Mas não ficamos por aqui. Numa altura em que 1% da população detêm 25% da riqueza nacional, a política seguida pelo PSD e pelo CDS foi de aumentar os impostos sobre quem trabalha e diminuir os impostos sobre os Grupos Económicos e Financeiros (GEF).

O PSD e o CDS alargaram a isenção das mais-valias e dos lucros transferidos para o estrangeiro (antes era necessário uma participação de 10% que foi reduzida para 5%, antes não incluía mais-valias e agora passou a incluir). Só em benefícios e isenções fiscais concedidos aos GEF como os benefícios atribuídos em sede de IRC às SGPS, ultrapassaram os mil milhões de euros.
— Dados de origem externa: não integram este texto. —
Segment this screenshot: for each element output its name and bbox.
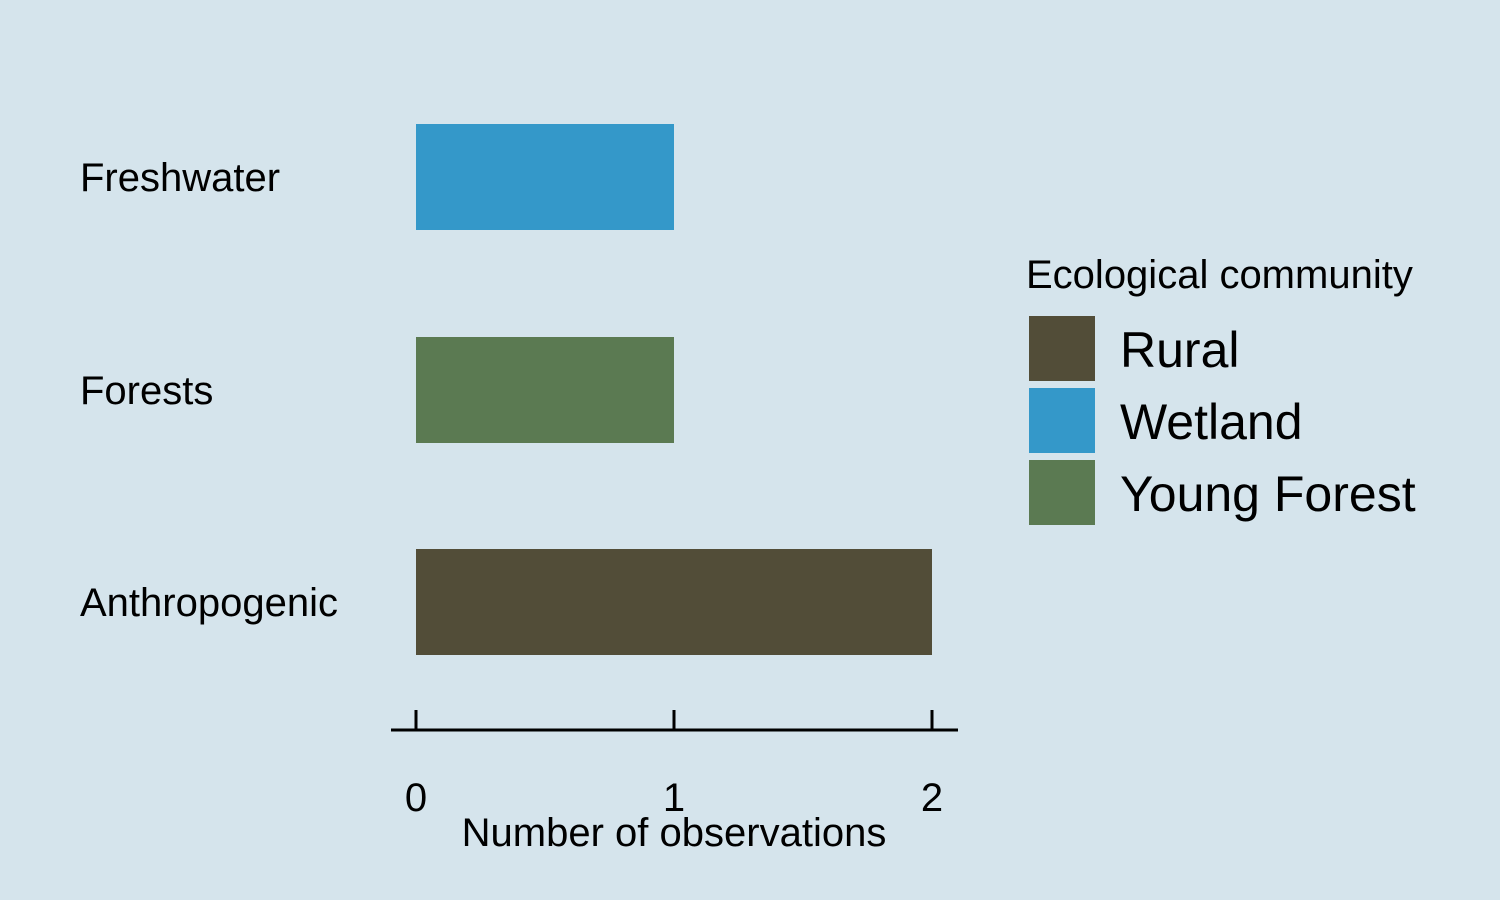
category-label-freshwater: Freshwater <box>80 156 280 200</box>
x-tick-label-1: 1 <box>663 776 685 820</box>
x-tick-label-2: 2 <box>921 776 943 820</box>
legend-label-young-forest: Young Forest <box>1120 466 1416 522</box>
x-axis: 0 1 2 <box>391 710 958 820</box>
bar-forests <box>416 337 674 443</box>
category-label-anthropogenic: Anthropogenic <box>80 581 338 625</box>
bars-group <box>416 124 932 655</box>
bar-freshwater <box>416 124 674 230</box>
legend-swatch-rural <box>1029 316 1095 381</box>
x-tick-label-0: 0 <box>405 776 427 820</box>
category-labels-group: Freshwater Forests Anthropogenic <box>80 156 338 625</box>
bar-anthropogenic <box>416 549 932 655</box>
legend: Ecological community Rural Wetland Young F… <box>1026 253 1416 525</box>
category-label-forests: Forests <box>80 369 213 413</box>
legend-label-rural: Rural <box>1120 322 1239 378</box>
legend-swatch-young-forest <box>1029 460 1095 525</box>
x-axis-title: Number of observations <box>462 811 887 855</box>
legend-title: Ecological community <box>1026 253 1413 297</box>
legend-label-wetland: Wetland <box>1120 394 1303 450</box>
legend-swatch-wetland <box>1029 388 1095 453</box>
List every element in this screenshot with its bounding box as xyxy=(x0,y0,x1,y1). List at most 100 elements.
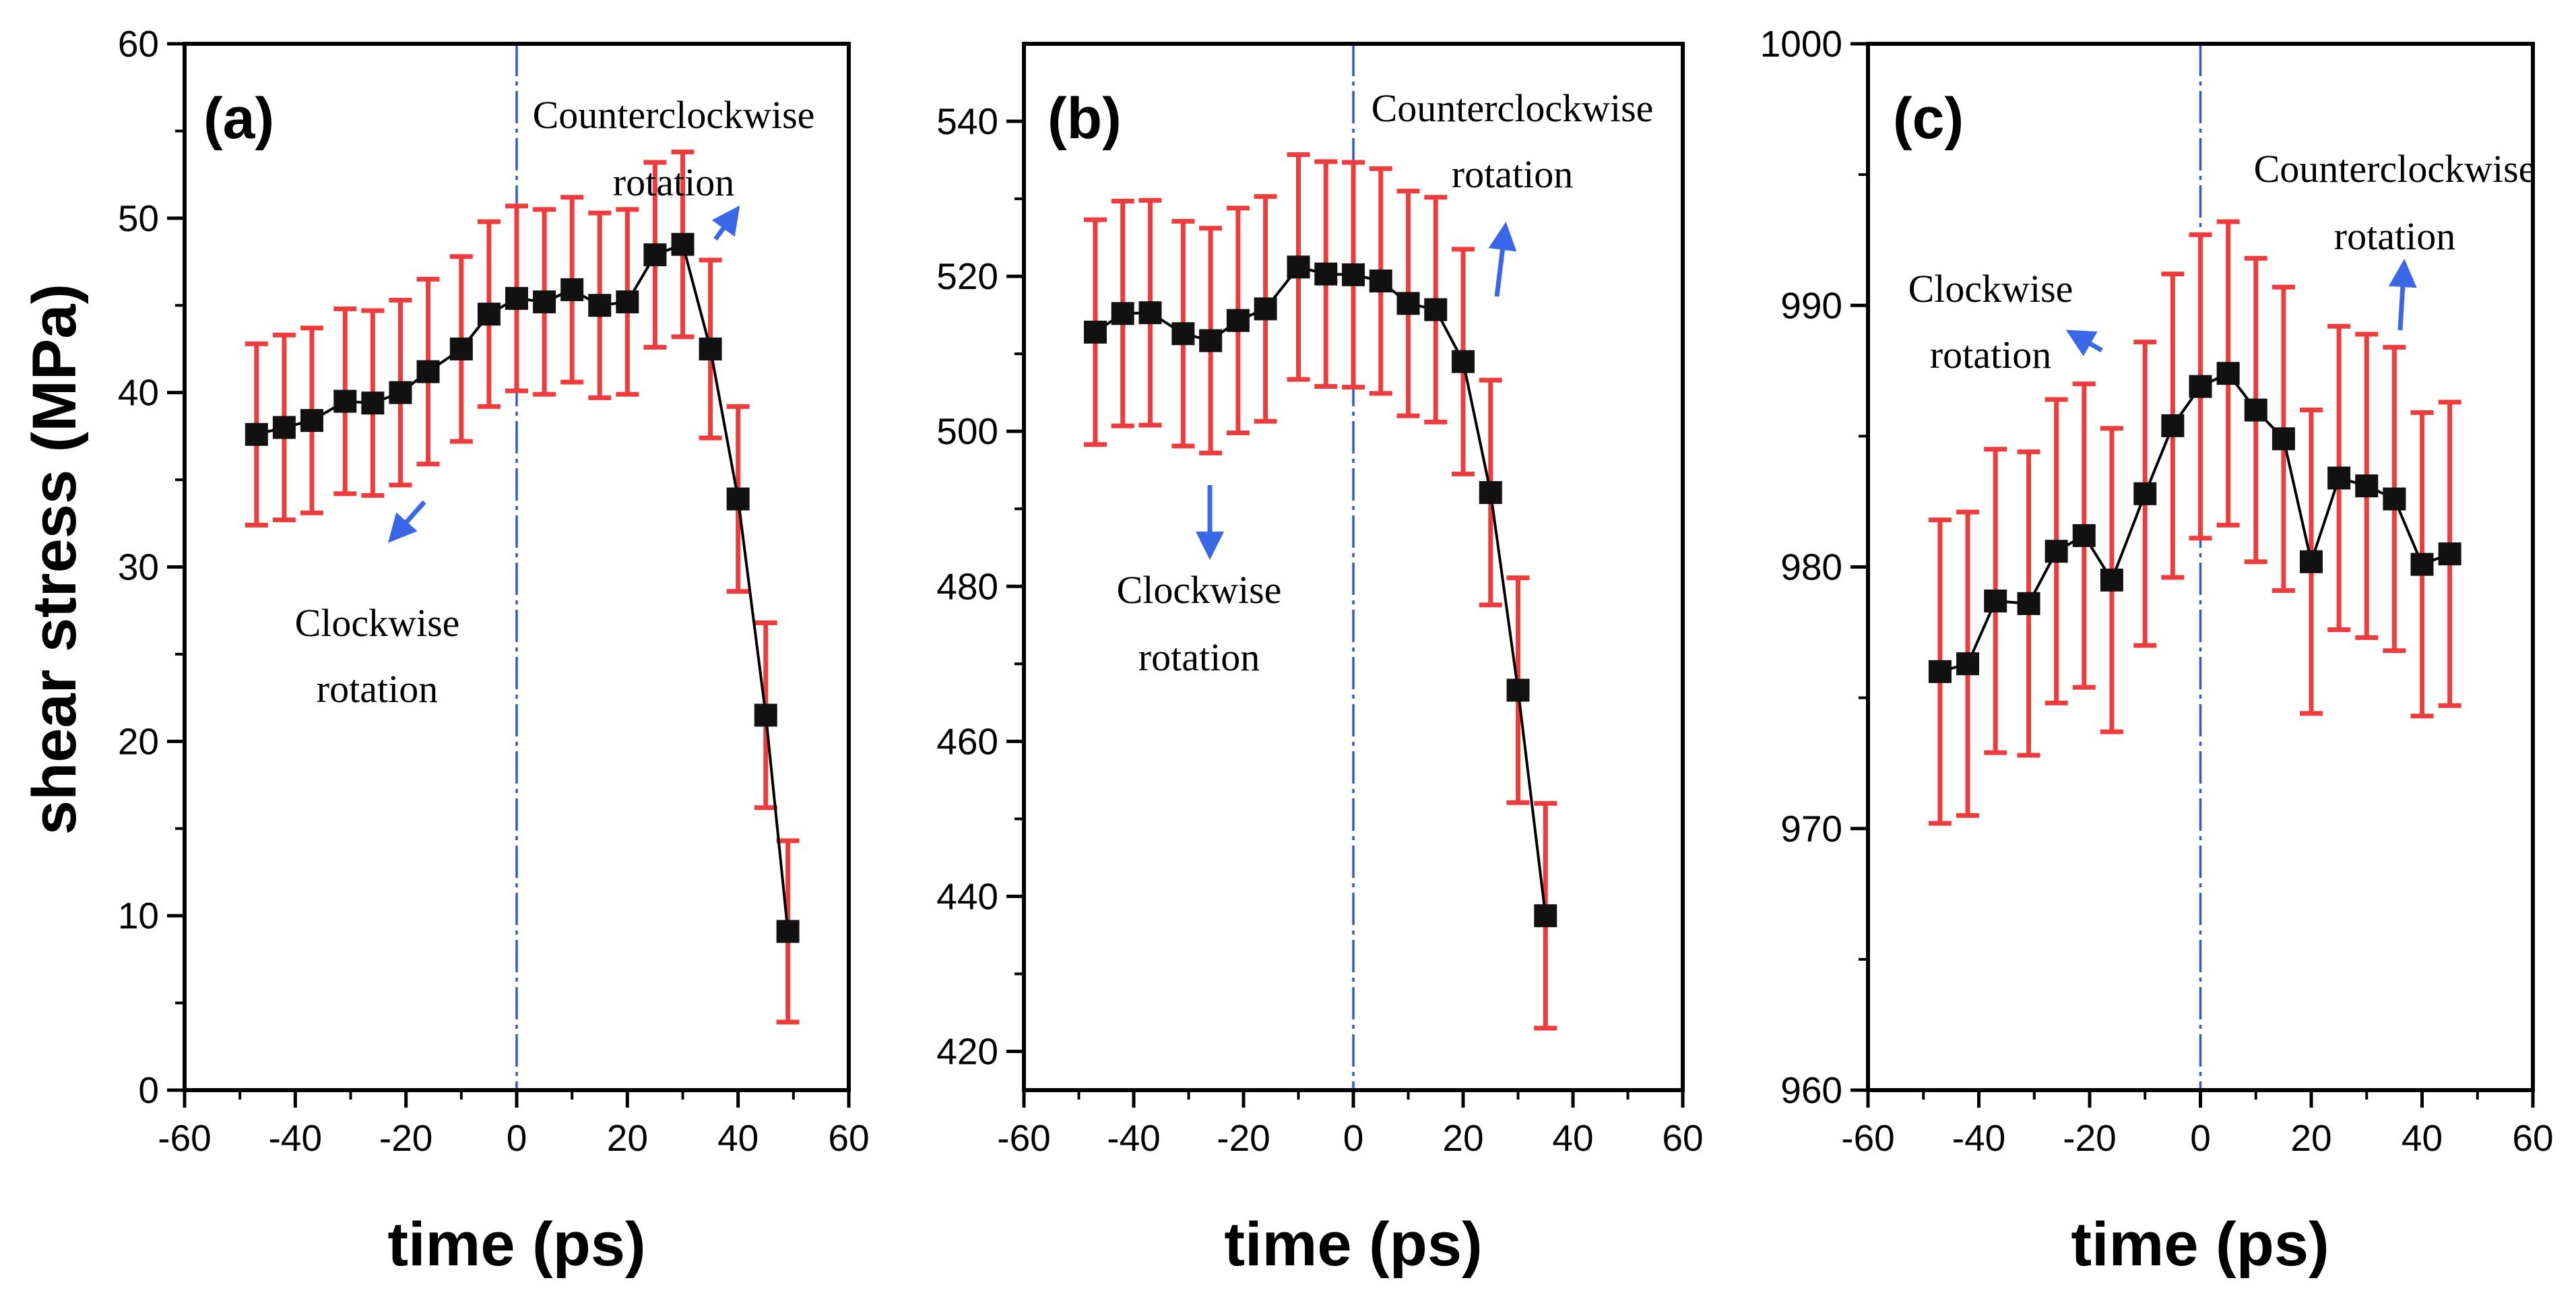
annotation-counterclockwise-line1-c: Counterclockwise xyxy=(2254,147,2536,191)
y-tick-label: 500 xyxy=(936,410,998,452)
data-point xyxy=(2272,427,2295,451)
clockwise-arrow-icon xyxy=(2065,329,2103,356)
annotation-counterclockwise-line2-a: rotation xyxy=(613,160,734,204)
y-tick-label: 520 xyxy=(936,255,998,297)
data-point xyxy=(1171,322,1195,346)
annotation-counterclockwise-line1-a: Counterclockwise xyxy=(533,93,815,137)
data-point xyxy=(2383,487,2406,511)
x-tick-label: 20 xyxy=(1442,1117,1483,1159)
data-point xyxy=(776,920,800,943)
panel-label-c: (c) xyxy=(1893,86,1964,151)
data-point xyxy=(1083,320,1107,344)
x-tick-label: 60 xyxy=(828,1117,869,1159)
data-point xyxy=(1199,329,1223,352)
data-point xyxy=(449,337,473,360)
annotation-clockwise-line1-c: Clockwise xyxy=(1908,267,2073,311)
y-tick-label: 0 xyxy=(138,1069,159,1111)
data-point xyxy=(361,391,385,415)
annotation-clockwise-line1-b: Clockwise xyxy=(1117,568,1282,612)
y-tick-label: 980 xyxy=(1780,546,1842,588)
data-point xyxy=(2189,375,2212,398)
data-point xyxy=(2161,414,2185,437)
y-tick-label: 10 xyxy=(118,895,159,937)
data-point xyxy=(616,290,639,314)
y-tick-label: 40 xyxy=(118,372,159,414)
y-tick-label: 60 xyxy=(118,23,159,65)
panel-label-a: (a) xyxy=(203,86,274,151)
y-tick-label: 970 xyxy=(1780,808,1842,850)
x-tick-label: -40 xyxy=(1952,1117,2006,1159)
data-point xyxy=(245,422,268,446)
y-tick-label: 420 xyxy=(936,1030,998,1072)
x-tick-label: -40 xyxy=(1107,1117,1161,1159)
data-point xyxy=(333,389,357,413)
data-point xyxy=(272,416,296,439)
annotation-clockwise-line2-b: rotation xyxy=(1138,635,1260,679)
data-point xyxy=(1342,263,1365,286)
x-tick-label: -60 xyxy=(1841,1117,1895,1159)
data-point xyxy=(505,286,528,310)
panel-b: -60 -40 -20 0 20 40 60 420 440 460 480 500 520 540 (b… xyxy=(936,42,1704,1279)
x-tick-label: 60 xyxy=(1662,1117,1703,1159)
data-point xyxy=(2410,552,2434,576)
data-point xyxy=(1111,302,1134,325)
data-point xyxy=(1479,481,1502,505)
y-tick-label: 990 xyxy=(1780,284,1842,326)
x-tick-label: 0 xyxy=(507,1117,527,1159)
counterclockwise-arrow-icon xyxy=(1488,222,1517,297)
y-tick-label: 1000 xyxy=(1760,23,1842,65)
data-point xyxy=(699,337,722,360)
data-point xyxy=(477,303,501,326)
y-tick-label: 20 xyxy=(118,720,159,762)
annotation-counterclockwise-line1-b: Counterclockwise xyxy=(1372,86,1654,130)
data-point xyxy=(1424,298,1448,321)
y-tick-label: 480 xyxy=(936,565,998,607)
counterclockwise-arrow-icon xyxy=(711,205,740,241)
y-axis-title: shear stress (MPa) xyxy=(20,284,89,835)
data-point xyxy=(2044,540,2068,563)
data-point xyxy=(2072,524,2096,547)
series-line xyxy=(1939,371,2451,673)
data-point xyxy=(726,487,750,511)
data-point xyxy=(1956,652,1980,676)
data-point xyxy=(1226,309,1250,332)
x-tick-label: -60 xyxy=(158,1117,212,1159)
x-tick-label: -20 xyxy=(2063,1117,2117,1159)
x-tick-label: -40 xyxy=(269,1117,323,1159)
data-point xyxy=(300,409,323,433)
data-point xyxy=(2355,474,2379,498)
panel-c: -60 -40 -20 0 20 40 60 960 970 980 990 1000 (c) Cou… xyxy=(1760,23,2554,1279)
data-point xyxy=(2017,592,2040,615)
annotation-counterclockwise-line2-c: rotation xyxy=(2334,214,2455,258)
data-point xyxy=(2133,482,2157,505)
x-tick-label: 40 xyxy=(717,1117,759,1159)
y-tick-label: 460 xyxy=(936,720,998,762)
x-tick-label: -60 xyxy=(997,1117,1051,1159)
data-point xyxy=(1534,904,1557,928)
x-tick-label: 0 xyxy=(2190,1117,2211,1159)
y-tick-label: 540 xyxy=(936,100,998,142)
data-point xyxy=(1452,350,1475,373)
data-point xyxy=(1287,255,1310,279)
data-point xyxy=(2300,550,2323,573)
data-point xyxy=(2216,362,2240,385)
data-point xyxy=(1396,292,1420,315)
data-point xyxy=(560,278,584,301)
x-tick-label: 20 xyxy=(2290,1117,2331,1159)
x-tick-label: -20 xyxy=(379,1117,433,1159)
x-tick-label: 60 xyxy=(2512,1117,2553,1159)
data-point xyxy=(1984,589,2007,612)
data-point xyxy=(1369,270,1392,293)
data-point xyxy=(1314,262,1338,286)
data-point xyxy=(754,703,777,727)
annotation-clockwise-line1-a: Clockwise xyxy=(295,601,460,645)
data-point xyxy=(1506,678,1530,702)
panel-label-b: (b) xyxy=(1048,86,1122,151)
data-point xyxy=(2244,398,2267,422)
x-axis-title-b: time (ps) xyxy=(1224,1210,1482,1279)
data-point xyxy=(643,243,667,267)
annotation-counterclockwise-line2-b: rotation xyxy=(1452,152,1573,196)
annotation-clockwise-line2-c: rotation xyxy=(1930,333,2051,377)
y-tick-label: 30 xyxy=(118,546,159,588)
A redução de quatro pontos percentuais em sede de IRC que só as grandes empresas beneficiam, primeiro de 25 para 23%, aqui com o acordo do PS e depois de 23 para 21%, representa uma perda da receita fiscal de 892 milhões por ano. Com esta descida, só a EDP deixou de pagar 40,2 milhões de euros num só ano. Isto quando é sabido que o obstáculo ao investimento não é de natureza fiscal, o problema é a falta de procura. E a falta de procura ocorre porque as famílias não têm rendimentos disponíveis para consumir, e não têm porque o PSD e o CDS fizeram essa opção, depenar as famílias para beneficiar os GEF.

Por isso, as opções do PSD e do CDS devem ser tidas em conta na opção que vamos fazer a 4 de outubro… os grandes acionistas dos GEF também vão ter isso em conta.